Ao longo da trama, Salú guia o leitor por paisagens e referências do cotidiano das comunidades costeiras do estado. Peixes típicos da região, seres encantados e elementos do imaginário popular ganham vida na narrativa, que conta com as ilustrações de Marina Hauer.

Sobre o projeto Nas Águas do Itaqui

O lançamento do e-book integra as ações do projeto Nas Águas do Itaqui, iniciativa que promove a circulação de espetáculos e atividades formativas. No próximo mês, o grupo realizará apresentações e oficinas em diferentes localidades de São Luís.

Para o coletivo, a publicação amplia o universo poético da proposta e reforça o vínculo entre arte, memória e território.

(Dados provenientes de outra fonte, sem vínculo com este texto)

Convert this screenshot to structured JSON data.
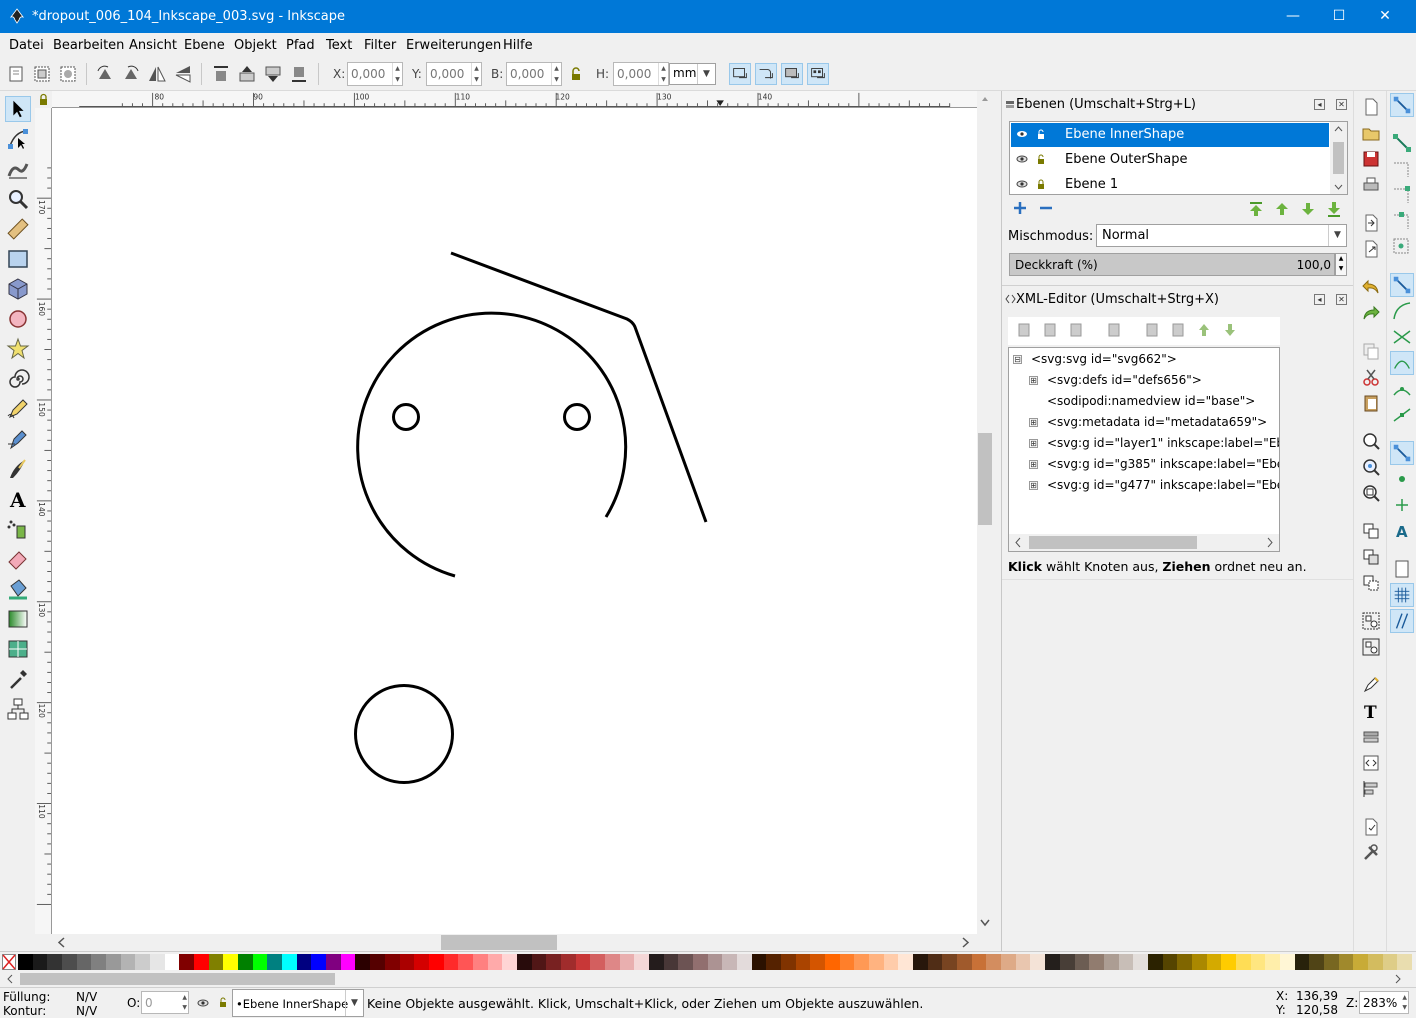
{
  "window": {
    "title": "*dropout_006_104_Inkscape_003.svg - Inkscape",
    "minimize": "—",
    "maximize": "☐",
    "close": "✕"
  },
  "menu": [
    "Datei",
    "Bearbeiten",
    "Ansicht",
    "Ebene",
    "Objekt",
    "Pfad",
    "Text",
    "Filter",
    "Erweiterungen",
    "Hilfe"
  ],
  "toolbar": {
    "x_label": "X:",
    "x_value": "0,000",
    "y_label": "Y:",
    "y_value": "0,000",
    "w_label": "B:",
    "w_value": "0,000",
    "h_label": "H:",
    "h_value": "0,000",
    "unit": "mm"
  },
  "rulers": {
    "h_ticks": [
      "80",
      "90",
      "100",
      "110",
      "120",
      "130",
      "140"
    ],
    "v_ticks": [
      "170",
      "160",
      "150",
      "140",
      "130",
      "120",
      "110"
    ]
  },
  "layers_panel": {
    "title": "Ebenen (Umschalt+Strg+L)",
    "layers": [
      {
        "name": "Ebene InnerShape",
        "selected": true
      },
      {
        "name": "Ebene OuterShape",
        "selected": false
      },
      {
        "name": "Ebene 1",
        "selected": false
      }
    ],
    "blend_label": "Mischmodus:",
    "blend_value": "Normal",
    "opacity_label": "Deckkraft (%)",
    "opacity_value": "100,0"
  },
  "xml_panel": {
    "title": "XML-Editor (Umschalt+Strg+X)",
    "nodes": [
      {
        "text": "<svg:svg id=\"svg662\">",
        "depth": 0,
        "expander": "⊟"
      },
      {
        "text": "<svg:defs id=\"defs656\">",
        "depth": 1,
        "expander": "⊞"
      },
      {
        "text": "<sodipodi:namedview id=\"base\">",
        "depth": 1,
        "expander": ""
      },
      {
        "text": "<svg:metadata id=\"metadata659\">",
        "depth": 1,
        "expander": "⊞"
      },
      {
        "text": "<svg:g id=\"layer1\" inkscape:label=\"Eben",
        "depth": 1,
        "expander": "⊞"
      },
      {
        "text": "<svg:g id=\"g385\" inkscape:label=\"Eben",
        "depth": 1,
        "expander": "⊞"
      },
      {
        "text": "<svg:g id=\"g477\" inkscape:label=\"Eben",
        "depth": 1,
        "expander": "⊞"
      }
    ],
    "hint_b1": "Klick",
    "hint_t1": " wählt Knoten aus, ",
    "hint_b2": "Ziehen",
    "hint_t2": " ordnet neu an."
  },
  "status": {
    "fill_label": "Füllung:",
    "fill_value": "N/V",
    "stroke_label": "Kontur:",
    "stroke_value": "N/V",
    "opacity_label": "O:",
    "opacity_value": "0",
    "layer": "•Ebene InnerShape",
    "message": "Keine Objekte ausgewählt. Klick, Umschalt+Klick, oder Ziehen um Objekte auszuwählen.",
    "x_label": "X:",
    "x_value": "136,39",
    "y_label": "Y:",
    "y_value": "120,58",
    "zoom_label": "Z:",
    "zoom_value": "283%"
  },
  "palette": [
    "#000000",
    "#1a1a1a",
    "#333333",
    "#4d4d4d",
    "#666666",
    "#808080",
    "#999999",
    "#b3b3b3",
    "#cccccc",
    "#e6e6e6",
    "#ffffff",
    "#800000",
    "#ff0000",
    "#808000",
    "#ffff00",
    "#008000",
    "#00ff00",
    "#008080",
    "#00ffff",
    "#000080",
    "#0000ff",
    "#800080",
    "#ff00ff",
    "#2b0000",
    "#550000",
    "#800000",
    "#aa0000",
    "#d40000",
    "#ff0000",
    "#ff2a2a",
    "#ff5555",
    "#ff8080",
    "#ffaaaa",
    "#ffd5d5",
    "#280b0b",
    "#501616",
    "#782121",
    "#a02c2c",
    "#c83737",
    "#d35f5f",
    "#de8787",
    "#e9afaf",
    "#f4d7d7",
    "#241c1c",
    "#483737",
    "#6c5353",
    "#916f6f",
    "#ac9393",
    "#c8b7b7",
    "#e3dbdb",
    "#2b1100",
    "#552200",
    "#803300",
    "#aa4400",
    "#d45500",
    "#ff6600",
    "#ff7f2a",
    "#ff9955",
    "#ffb380",
    "#ffccaa",
    "#ffe6d5",
    "#28170b",
    "#502d16",
    "#784421",
    "#a05a2c",
    "#c87137",
    "#d38d5f",
    "#deaa87",
    "#e9c6af",
    "#f4e3d7",
    "#241f1c",
    "#483e37",
    "#6c5d53",
    "#917c6f",
    "#ac9d93",
    "#c8beb7",
    "#e3dedb",
    "#2b2200",
    "#554400",
    "#806600",
    "#aa8800",
    "#d4aa00",
    "#ffcc00",
    "#ffdd55",
    "#ffe680",
    "#ffeeaa",
    "#fff6d5",
    "#28220b",
    "#504416",
    "#786721",
    "#a0892c",
    "#c8ab37",
    "#d3bc5f",
    "#decd87",
    "#e9ddaf"
  ]
}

Nas Águas do Itaqui faz referência às águas que banham a região Itaqui-Bacanga e que conectam territórios, pessoas e histórias. Inspirado nesse fluxo, o projeto convida o público a imaginar que o percurso artístico do Grupo Narraiz também se move como o mar. Nada poderia ser mais oportuno do que lançar um livro sobre sereia dentro dessa travessia simbólica”, destaca a atriz Mariana Madeira.

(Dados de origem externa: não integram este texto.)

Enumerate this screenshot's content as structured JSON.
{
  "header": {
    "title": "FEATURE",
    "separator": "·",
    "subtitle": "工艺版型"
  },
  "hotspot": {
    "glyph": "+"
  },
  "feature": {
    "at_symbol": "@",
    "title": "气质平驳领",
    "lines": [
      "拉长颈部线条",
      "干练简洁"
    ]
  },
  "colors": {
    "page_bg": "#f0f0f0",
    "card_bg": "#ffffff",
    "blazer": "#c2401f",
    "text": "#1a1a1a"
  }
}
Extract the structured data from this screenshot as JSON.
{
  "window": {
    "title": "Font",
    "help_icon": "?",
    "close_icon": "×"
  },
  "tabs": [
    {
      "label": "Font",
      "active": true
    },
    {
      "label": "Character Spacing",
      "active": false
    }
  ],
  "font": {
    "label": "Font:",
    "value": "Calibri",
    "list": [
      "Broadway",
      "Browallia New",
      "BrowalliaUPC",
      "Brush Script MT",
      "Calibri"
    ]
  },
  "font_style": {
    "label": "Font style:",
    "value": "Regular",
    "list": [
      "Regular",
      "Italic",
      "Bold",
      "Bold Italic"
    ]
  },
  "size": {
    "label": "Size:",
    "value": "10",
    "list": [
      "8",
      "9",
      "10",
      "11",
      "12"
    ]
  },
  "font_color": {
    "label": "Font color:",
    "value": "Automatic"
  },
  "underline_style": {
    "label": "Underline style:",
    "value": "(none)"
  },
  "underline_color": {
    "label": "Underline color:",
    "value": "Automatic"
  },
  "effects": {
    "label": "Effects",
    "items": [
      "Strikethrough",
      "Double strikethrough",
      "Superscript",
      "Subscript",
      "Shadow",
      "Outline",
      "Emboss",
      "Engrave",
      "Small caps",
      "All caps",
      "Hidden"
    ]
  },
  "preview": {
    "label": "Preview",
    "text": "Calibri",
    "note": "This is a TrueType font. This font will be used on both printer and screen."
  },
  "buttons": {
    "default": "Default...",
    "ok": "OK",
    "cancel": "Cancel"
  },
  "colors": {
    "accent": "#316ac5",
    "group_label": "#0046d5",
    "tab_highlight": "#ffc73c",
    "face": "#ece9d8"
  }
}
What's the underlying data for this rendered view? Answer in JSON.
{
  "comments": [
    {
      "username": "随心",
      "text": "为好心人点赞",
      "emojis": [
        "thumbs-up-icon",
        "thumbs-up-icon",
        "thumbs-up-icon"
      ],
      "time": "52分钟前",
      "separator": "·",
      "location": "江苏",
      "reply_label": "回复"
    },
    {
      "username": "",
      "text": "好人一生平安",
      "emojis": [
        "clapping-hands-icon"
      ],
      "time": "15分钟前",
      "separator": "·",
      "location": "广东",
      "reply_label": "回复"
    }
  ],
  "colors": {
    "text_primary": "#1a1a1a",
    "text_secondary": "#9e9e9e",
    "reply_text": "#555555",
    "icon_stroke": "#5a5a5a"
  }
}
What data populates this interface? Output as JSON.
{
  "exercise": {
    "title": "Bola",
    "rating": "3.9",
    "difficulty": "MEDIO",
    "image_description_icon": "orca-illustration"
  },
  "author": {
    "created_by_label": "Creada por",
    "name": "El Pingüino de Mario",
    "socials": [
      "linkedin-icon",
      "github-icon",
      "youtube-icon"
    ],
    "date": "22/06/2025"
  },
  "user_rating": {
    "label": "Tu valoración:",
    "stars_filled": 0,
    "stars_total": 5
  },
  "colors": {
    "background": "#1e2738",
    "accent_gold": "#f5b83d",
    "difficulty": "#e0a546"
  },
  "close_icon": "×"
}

Disponível inicialmente em formato digital, a expectativa do grupo é que o material ganhe, em breve, uma edição física para distribuição gratuita. O projeto Nas Águas do Itaqui é realizado por meio do Edital de Chamamento Público nº 006/2025 – Fomento aos Núcleos Artísticos, da Política Nacional Aldir Blanc (PNAB), com o objetivo de fortalecer a difusão cultural no Maranhão.

Grupo Narraiz

O Narraiz é um grupo de contadoras de histórias formado pelas atrizes Emanuele Paz, Mariana Madeira, Nicole Duarte e Sofia Cartágenes, que se encontraram durante o curso de Teatro da Universidade Federal do Maranhão (UFMA).

Foto: Divulgação

O nome reúne as palavras “narrar” e “raiz”, sintetizando o compromisso do coletivo com as tradições orais e as historicidades brasileiras. Seu trabalho transita entre contos tradicionais e narrativas contemporâneas, integrando musicalidade, visualidades e teatro de formas animadas. Entre suas principais produções está o espetáculo Bicho que vira gente, gente que vira bicho, apresentado em eventos e festivais no Maranhão e em outros estados brasileiros.